We work for various clients from Winter’s end to the next Winter’s beginning. Different clients will have different needs and use our service at different times of the year. Spring is the busiest time of the year for us. We control nesting pairs and migratory flocks and flocks of local population geese. Many clients don’t want geese to nest on their properties and or we will addle eggs in nests with the necessary permit. Summer brings other clients on board who are on lakefronts. These clients will want relief from the large collective groups of families of geese which will go to grassy lawns to feed growing young.
Fall again brings the migratory flocks to our client’s properties. They move in to were we have kept the local populations at bay or to low numbers. Where we had seen just small numbers of geese now large flocks or collective flocks can appear. The flocks are often multiple families of geese. You can tell the young by their higher pitch calls. They no longer have distinguishably smaller bodies or different coloration. It is hard to tell when looking at these large collected flocks of geese whether they are just migratory or a mix of migratory and local flocks. Whatever they are, they are a lot of geese at times on clients properties, as there are on nearby farmers fields.
Earlier in the week my team of Border Collies, Tara and Nash and I were patrolling a school’s playing field in New York on a goose control trip. These are large fields backed by large wetlands. Tara trotted toward one end of the football field and stoped as a large flock of geese took off from the wetlands. The geese overnight in the wetlands. She stopped, looked up and with a word from me ran an out run under the geese letting them know she and Nash were there. The geese in their fight saw the forms of the dogs running under them and started to honk a warning and changed their flight to away from the school. Visits like this have cut down on the number of geese which, if they do, visit the school’s fields to graze.
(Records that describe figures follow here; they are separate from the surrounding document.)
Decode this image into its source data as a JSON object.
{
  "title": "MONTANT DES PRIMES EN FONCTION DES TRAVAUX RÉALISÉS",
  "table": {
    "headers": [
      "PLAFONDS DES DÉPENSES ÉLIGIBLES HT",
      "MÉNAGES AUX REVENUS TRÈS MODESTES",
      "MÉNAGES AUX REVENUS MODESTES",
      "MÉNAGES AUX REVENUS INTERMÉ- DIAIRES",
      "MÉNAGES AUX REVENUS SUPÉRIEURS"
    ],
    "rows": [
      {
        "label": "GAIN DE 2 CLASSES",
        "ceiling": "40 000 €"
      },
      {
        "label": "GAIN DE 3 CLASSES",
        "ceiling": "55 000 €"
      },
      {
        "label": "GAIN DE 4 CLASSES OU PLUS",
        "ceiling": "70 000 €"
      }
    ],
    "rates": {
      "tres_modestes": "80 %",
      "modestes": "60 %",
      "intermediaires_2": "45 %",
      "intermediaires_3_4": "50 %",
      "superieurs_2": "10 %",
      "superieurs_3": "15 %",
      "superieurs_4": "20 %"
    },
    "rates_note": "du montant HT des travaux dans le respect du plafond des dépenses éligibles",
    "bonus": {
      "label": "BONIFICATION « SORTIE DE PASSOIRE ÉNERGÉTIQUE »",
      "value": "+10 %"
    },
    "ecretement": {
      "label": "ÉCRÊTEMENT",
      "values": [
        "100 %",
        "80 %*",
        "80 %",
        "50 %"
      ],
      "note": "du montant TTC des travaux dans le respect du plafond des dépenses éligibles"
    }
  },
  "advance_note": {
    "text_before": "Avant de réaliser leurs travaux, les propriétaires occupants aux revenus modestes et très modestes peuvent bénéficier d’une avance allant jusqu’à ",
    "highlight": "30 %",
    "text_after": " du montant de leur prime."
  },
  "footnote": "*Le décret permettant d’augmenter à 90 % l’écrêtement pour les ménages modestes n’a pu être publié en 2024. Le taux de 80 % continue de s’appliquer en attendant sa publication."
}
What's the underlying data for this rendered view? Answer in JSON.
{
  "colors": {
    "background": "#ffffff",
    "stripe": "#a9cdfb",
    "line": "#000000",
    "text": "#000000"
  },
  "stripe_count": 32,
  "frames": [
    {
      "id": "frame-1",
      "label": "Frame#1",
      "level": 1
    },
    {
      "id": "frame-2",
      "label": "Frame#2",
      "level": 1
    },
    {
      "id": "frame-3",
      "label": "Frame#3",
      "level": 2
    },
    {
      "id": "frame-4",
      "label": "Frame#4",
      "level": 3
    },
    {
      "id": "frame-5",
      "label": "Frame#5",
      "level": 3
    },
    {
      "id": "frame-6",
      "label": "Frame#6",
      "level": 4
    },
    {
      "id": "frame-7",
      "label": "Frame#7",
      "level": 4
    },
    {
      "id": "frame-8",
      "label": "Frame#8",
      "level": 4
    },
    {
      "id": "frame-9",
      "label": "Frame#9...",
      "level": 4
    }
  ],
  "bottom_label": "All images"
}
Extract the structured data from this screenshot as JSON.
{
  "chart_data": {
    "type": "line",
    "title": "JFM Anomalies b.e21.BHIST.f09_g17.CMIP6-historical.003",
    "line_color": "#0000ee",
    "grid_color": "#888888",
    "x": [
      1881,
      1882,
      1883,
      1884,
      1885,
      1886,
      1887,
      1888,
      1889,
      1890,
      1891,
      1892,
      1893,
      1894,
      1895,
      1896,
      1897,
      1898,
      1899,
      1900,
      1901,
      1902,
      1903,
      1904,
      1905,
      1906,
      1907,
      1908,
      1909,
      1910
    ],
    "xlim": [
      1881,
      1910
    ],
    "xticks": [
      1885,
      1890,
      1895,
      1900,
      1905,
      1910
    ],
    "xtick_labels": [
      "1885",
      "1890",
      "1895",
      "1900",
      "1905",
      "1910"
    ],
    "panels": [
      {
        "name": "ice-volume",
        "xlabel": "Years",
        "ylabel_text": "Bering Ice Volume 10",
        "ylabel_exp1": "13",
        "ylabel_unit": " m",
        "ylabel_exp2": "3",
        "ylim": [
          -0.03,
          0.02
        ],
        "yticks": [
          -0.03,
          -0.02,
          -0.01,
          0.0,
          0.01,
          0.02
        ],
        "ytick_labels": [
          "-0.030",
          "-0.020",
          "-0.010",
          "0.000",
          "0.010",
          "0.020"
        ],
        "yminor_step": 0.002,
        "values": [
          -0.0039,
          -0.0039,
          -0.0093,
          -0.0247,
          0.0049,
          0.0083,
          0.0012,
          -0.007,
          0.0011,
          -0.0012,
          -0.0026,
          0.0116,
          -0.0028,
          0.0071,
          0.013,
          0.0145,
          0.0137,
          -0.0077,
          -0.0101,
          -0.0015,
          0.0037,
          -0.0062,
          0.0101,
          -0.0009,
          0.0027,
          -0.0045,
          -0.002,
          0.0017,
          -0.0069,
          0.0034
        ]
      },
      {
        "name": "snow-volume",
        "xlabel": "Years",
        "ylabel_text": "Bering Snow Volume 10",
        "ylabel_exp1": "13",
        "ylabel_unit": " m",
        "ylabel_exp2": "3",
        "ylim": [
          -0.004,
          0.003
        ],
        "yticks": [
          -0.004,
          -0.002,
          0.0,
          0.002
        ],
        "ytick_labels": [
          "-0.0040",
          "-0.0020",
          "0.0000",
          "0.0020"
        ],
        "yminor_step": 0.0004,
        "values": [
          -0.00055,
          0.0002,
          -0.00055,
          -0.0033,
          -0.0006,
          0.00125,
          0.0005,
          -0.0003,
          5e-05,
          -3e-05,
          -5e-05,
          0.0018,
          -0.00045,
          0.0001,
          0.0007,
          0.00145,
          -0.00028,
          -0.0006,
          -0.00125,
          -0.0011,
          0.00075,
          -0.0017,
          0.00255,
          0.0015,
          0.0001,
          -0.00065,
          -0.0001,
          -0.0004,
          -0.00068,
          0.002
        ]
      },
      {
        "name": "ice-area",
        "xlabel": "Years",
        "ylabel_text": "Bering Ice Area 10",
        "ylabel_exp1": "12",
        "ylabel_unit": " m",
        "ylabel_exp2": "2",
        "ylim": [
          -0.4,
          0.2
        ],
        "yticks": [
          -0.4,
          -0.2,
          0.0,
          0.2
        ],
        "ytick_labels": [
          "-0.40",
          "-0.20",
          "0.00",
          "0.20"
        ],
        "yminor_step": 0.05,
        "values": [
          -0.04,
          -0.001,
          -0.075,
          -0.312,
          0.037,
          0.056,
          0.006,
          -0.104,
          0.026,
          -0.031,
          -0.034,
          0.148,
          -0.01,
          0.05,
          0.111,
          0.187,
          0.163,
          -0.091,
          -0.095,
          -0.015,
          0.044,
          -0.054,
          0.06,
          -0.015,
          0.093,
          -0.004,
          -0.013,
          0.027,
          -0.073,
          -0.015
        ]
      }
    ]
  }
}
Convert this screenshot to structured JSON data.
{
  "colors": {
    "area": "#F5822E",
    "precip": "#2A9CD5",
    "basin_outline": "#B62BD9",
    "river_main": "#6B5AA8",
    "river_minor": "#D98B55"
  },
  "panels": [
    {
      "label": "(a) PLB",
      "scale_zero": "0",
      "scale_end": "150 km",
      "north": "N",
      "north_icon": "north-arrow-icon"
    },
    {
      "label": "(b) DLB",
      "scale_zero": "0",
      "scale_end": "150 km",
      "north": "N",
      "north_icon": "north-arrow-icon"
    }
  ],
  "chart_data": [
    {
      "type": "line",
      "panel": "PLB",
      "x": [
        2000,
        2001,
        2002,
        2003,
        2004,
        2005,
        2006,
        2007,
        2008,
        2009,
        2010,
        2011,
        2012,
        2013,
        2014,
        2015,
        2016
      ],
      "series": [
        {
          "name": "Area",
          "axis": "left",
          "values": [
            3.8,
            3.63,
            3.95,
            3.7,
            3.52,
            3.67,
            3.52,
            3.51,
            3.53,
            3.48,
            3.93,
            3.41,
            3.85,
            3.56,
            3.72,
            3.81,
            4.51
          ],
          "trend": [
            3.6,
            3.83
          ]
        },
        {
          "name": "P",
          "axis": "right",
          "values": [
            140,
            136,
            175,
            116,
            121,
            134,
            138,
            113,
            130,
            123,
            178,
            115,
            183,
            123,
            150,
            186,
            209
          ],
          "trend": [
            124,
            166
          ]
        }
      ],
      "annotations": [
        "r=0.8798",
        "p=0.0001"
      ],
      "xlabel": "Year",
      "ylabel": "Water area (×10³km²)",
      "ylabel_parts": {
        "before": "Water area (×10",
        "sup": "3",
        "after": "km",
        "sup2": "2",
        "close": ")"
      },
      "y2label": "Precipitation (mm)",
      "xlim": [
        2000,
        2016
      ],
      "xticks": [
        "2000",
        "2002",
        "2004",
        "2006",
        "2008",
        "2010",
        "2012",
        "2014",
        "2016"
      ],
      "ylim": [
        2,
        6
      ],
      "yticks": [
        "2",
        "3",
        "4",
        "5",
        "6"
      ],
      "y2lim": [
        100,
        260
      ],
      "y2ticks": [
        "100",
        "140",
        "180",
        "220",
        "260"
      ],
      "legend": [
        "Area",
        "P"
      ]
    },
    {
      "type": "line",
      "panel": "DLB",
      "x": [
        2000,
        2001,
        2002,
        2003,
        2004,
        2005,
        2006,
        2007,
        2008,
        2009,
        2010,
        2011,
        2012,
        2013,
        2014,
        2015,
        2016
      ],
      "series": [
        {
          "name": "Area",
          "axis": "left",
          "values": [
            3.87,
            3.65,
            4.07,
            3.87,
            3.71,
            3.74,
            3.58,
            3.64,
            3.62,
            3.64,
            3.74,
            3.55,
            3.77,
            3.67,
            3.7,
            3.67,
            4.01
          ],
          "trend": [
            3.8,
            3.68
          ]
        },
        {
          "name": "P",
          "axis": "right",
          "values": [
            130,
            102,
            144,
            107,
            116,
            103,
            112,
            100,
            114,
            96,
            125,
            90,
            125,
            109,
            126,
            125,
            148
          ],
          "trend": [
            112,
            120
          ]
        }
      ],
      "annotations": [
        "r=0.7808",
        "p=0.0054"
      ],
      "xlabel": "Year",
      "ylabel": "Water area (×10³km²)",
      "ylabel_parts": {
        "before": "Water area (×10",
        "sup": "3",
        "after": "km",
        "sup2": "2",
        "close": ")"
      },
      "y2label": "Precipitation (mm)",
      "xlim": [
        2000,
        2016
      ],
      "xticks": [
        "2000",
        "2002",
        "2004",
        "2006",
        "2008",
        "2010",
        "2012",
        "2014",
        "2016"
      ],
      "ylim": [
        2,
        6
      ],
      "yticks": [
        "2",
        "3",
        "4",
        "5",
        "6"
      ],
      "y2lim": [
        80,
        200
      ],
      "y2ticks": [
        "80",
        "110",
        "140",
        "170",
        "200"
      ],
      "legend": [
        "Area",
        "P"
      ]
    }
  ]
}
The Native peoples and farmers on the very land that school is on most probably lived and had to make a living by farming and hunting. One way to keep wildlife from ruining crops and the food supply was, is, with lethal means. The other was, is, by chasing off dear, rabbit and yes, even geese with dogs. People have always had dogs to guard themselves, farm animals and property, fields. There is nothing new about living with wildlife, what is new is our modern lifestyle and what we bring with it. It’s how we employ the culture we bring with us and its knowledge, that matters.